Beyond this, the game is a narrative-forward game of collaborative storytelling focusing on the rivalry between two fundamentally different heroes. One player plays as the brash Red Student while the second player controls the subtle Blue Student. The game does not describe what powers these individuals have, leaving that up to the players to decide during play. At the end of the six scenes, time jumps to the end of the year at which point the rivalry comes to an end, whatever that means to the players.
As with all LaF games, players have two opposing stats which, in RIMSS, are Calm and Rage. Anything action that might fail requires a roll, with fours and fives counting as successes and sixes counting as double successes. A roll of one subtracts from the total amount of successes a player has. Unlike its predecessor LaF, RIMSS does not offer a handy chart to explain what the number of successes might indicate. If you happen to roll four sixes, you succeed just as much as if you rolled one four. While I imagine most tables will narrate things differently depending on the amount of successes or failures achieved, the author does not encourage or prohibit this at any point in the rules.
That minor quibble aside, RIMSS is a fine addition to the growing stable of LaF hacks and worth every one of the twenty-five pennies it cost me.
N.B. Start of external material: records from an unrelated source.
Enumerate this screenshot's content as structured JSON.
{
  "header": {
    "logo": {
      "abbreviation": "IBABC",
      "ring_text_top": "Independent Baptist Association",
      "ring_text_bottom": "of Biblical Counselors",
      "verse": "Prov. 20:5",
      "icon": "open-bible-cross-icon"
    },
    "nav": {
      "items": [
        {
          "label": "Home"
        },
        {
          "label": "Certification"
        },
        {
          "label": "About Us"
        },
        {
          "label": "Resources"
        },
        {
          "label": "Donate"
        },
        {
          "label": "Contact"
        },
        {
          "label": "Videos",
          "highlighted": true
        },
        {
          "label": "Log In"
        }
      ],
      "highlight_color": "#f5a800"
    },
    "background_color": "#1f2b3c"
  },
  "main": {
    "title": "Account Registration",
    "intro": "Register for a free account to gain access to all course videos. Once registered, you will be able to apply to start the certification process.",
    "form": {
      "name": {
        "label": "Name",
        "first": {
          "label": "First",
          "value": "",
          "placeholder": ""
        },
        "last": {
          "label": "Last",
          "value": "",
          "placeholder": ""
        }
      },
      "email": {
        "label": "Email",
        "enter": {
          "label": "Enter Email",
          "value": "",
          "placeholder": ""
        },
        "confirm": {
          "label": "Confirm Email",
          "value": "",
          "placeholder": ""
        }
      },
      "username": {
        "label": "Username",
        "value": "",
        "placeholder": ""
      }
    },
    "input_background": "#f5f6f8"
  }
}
Further, its simplicity gives it surprising flexibility. For example, though it seems intended to emulate a year-long rivalry in a superhero high school, our game took place in one day at a day care center. If you’re ever short a few people for game night or you and your partner want a fun way to pass an hour, grab a cape and 4d6 and give RIMSS a shot.
DISCLAIMER: I do not know anyone involved with this game, nor did I receive anything for free in exchange for this review. I did receive the desire to play more superhero RPGs after this. Is Masks still the ttrpg darling or has it been replaced by something new?